Jack The Ripper – The Diary of James Maybrick

Posted by By Jenny Phillips, Jack the Ripper Tour Guide on Wednesday, December 9, 2020 Under: Jack the Ripper

Jack The Ripper – The Diary of James Maybrick

This is a convoluted theory which I first became aware of in t1993 when I went to a book launch at the Alma Pub in Spellman Street,  just off of Hanbury Street where Annie Chapman was murdered.

 

The book told the story of James Maybrick, a cotton broker from Liverpool who lived in Battlecrease House with his American wife Fanny. The couple had met on a voyage from Britain to America. James was wealthy but a lot older than Fanny. They married and eventually settled down to live in Battlecrease House.

 

However, all was not well as James was addicted to arsenic which he called his powders, a man continually in fear for his health. I must state here that everyone believes that arsenic will kill you straight away but if it is taken in small doses it will not, but it will mount up in the body as it cannot be expelled and eventually it will amount to a fatal dose. This is what apparently happen to James Maybrick in 1889.

 

Unfortunately for Fanny, being an American she was not popular with the staff at Battlecrease House and after James died they informed the authorities of their suspicions (most likely unfounded) that Fanny had poisoned James. His body was duly exhumed and a post-mortem carried out and when they found traces of arsenic and other drugs Fanny was charged with his murder. She was the first American woman to be tried and convicted (on the flimsiest of evidence) and sentenced to hang, but her sentence was commuted to life imprisonment 25 years by Queen Victoria. When she was released she returned to live in the backwoods in America, a solitary existence for the remainder of her life.

 

But was James Maybrick, as he claims in the diary Jack the Ripper? Did he take a deliberate overdose as he was in fear of being exposed as the Ripper?

 

When the book first came out like all Ripper theories it caused no end of a stir and many of us really thought that the Ripper had been revealed at last.
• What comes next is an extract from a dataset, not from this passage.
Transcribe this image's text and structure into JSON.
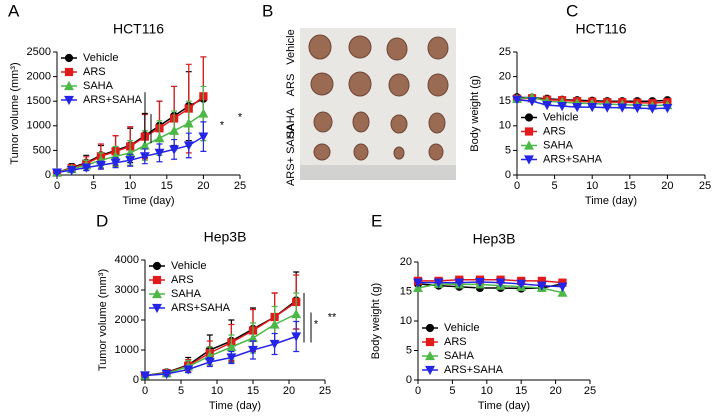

But doubts crept in as Michael Barret, the man in possession of this diary kept changing his story about how he came to have it. His original story was that a friend had given it to him in a pub after discovering it in the attic of Battlecrease House, when working there as an electrician. Later his wife claimed that it had been in her family for years and then Michael claimed that she had written it in a Victorian scrapbook and ripped out the used pages (there were a number missing) leaving a genuine Victorian empty scrapbook on which to write a diary. At one stage Michael went into his solicitors and refuted his story on oath.

 

 A book about the murder of James Maybrick was available in any library “The Life and Times of Fanny Maybrick”, and the date he died not long after the murders could have inspired a book like the diary to be written.

 

The most interesting thing about this theory happened in 1993 to my mind when Albert Johnson a semi-retired security officer, on reading about the diary and suspicions about James Maybrick being Jack the Ripper, came forward to show a watch that he had bought from a jewellers, in Wallasey Cheshire. The jeweller had apparently had it in his shop for five years before he sold it. Inside the case was scratched the name James Maybrick (similar to his signature on his wedding photo) and the initials of five of the victims of Jack the Ripper: MN (Mary Nichols; Polly), AC (Annie Chapman), ES (Elizabeth Stride), CE (Catherine Eddowes), and MK (Mary Kelly). The problem is that even after examination by experts they cannot say for certain that the scratches date back to the Victorian era or if they have been added at a much later date, so the mystery goes on I am afraid to say.